Aux termes de l’article L. 214-6 du code de l’éducation : « La région a la charge des lycées, des établissements d'éducation spéciale et des lycées professionnels maritimes. Elle en assure la construction, la reconstruction, l'extension, les grosses réparations, l'équipement et le fonctionnement. (…) La région assure l'accueil, la restauration, l'hébergement ainsi que l'entretien général et technique, à l'exception des missions d'encadrement et de surveillance des élèves, dans les établissements dont elle a la charge. (…) ».

M. D..., aux termes de sa requête, demande au tribunal de « condamner le préfet du département de la Gironde » à indemniser ses préjudices résultant de sa chute survenue le 25 septembre 2020 au sein du lycée Montaigne à Bordeaux, qu’il impute à un défaut d’entretien normal de cet ouvrage. La CPAM de Pau demande quant à elle la condamnation du département de la Gironde à lui rembourser les débours exposés dans l’intérêt de M. D.... Il résulte cependant des dispositions précitées que la charge de l’entretien des lycées incombe à la région. Par suite, ni la responsabilité du préfet de la Gironde, ni celle du département de la Gironde n’est susceptible d’être engagée pour ces faits.
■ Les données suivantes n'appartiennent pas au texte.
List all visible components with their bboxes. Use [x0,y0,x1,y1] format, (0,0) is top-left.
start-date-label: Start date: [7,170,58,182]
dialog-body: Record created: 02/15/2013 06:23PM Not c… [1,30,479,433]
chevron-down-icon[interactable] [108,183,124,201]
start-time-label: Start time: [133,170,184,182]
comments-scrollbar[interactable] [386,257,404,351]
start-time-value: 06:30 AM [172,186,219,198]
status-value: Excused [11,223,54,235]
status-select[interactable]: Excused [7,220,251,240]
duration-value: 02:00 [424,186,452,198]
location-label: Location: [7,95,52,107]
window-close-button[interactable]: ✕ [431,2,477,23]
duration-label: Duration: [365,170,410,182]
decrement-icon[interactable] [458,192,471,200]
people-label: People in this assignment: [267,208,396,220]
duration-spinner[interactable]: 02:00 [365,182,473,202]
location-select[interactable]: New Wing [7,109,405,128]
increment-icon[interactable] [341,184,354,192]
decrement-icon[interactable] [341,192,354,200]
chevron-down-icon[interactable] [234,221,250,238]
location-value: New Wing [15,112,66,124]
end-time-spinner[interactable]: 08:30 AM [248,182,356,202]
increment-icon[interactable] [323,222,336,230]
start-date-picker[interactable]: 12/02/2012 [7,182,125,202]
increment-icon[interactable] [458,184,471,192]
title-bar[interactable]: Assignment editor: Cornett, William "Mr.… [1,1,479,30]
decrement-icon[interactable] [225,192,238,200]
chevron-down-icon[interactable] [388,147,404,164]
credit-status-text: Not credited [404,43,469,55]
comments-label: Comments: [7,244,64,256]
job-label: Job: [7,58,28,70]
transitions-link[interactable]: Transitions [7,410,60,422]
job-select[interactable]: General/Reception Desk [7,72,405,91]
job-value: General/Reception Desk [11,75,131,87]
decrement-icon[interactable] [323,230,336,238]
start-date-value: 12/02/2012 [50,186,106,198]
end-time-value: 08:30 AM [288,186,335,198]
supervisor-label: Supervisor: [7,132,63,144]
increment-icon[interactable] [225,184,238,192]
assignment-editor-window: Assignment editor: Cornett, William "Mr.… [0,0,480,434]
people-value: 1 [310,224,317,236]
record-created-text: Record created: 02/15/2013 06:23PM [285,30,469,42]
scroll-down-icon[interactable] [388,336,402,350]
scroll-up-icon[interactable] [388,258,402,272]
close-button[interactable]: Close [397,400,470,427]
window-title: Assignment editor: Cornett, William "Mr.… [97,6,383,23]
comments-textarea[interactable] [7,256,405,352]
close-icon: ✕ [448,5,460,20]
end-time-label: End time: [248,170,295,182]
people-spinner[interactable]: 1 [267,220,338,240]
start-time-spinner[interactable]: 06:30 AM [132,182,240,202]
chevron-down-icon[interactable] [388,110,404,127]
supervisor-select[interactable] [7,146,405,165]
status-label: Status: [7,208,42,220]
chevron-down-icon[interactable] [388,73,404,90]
Le requérant et la CPAM ne formulant aucune conclusion à l’encontre de la région Nouvelle-Aquitaine, celle-ci ne peut qu’être mise hors de cause.

Il résulte de ce qui précède que la requête de M. D... ainsi que les demandes présentées par la CPAM de Pau doivent être rejetées en toutes leurs conclusions, y compris celles présentées au titre de l’article L. 761-1 du code de justice administrative.

Sur les dépens :

Il y a lieu de mettre à la charge définitive de M. D..., partie perdante, les frais d’expertise taxés et liquidés à la somme de 1 000 euros par ordonnance du 13 septembre 2022.


D E C I D E :


Article 1er : La requête de M. D... et les conclusions de la CPAM de Pau sont rejetées.

Article 2 : Les frais d’expertise, taxés et liquidés à la somme de 1 000 euros, sont mis à la charge définitive de M. D....

Article 3 : Le présent jugement sera notifié à M. A... D..., au préfet de la Gironde, au département de la Gironde, à la région Nouvelle-Aquitaine et à la CPAM de Pau.


Délibéré après l’audience du 2 septembre 2025, à laquelle siégeaient :

Mme Chauvin, présidente,
Mme Ballanger, première conseillère,
Mme Lorrain Mabillon, conseillère.

Rendu public par mise à disposition au greffe le 16 septembre 2025.


La rapporteure,




A. LORRAIN MABILLONLa présidente,




A. CHAUVIN
La greffière,




C. LALITTE


La République mande et ordonne au préfet de la Gironde en ce qui le concerne ou à tous commissaires de justice à ce requis en ce qui concerne les voies de droit commun contre les parties privées, de pourvoir à l’exécution de la présente décision.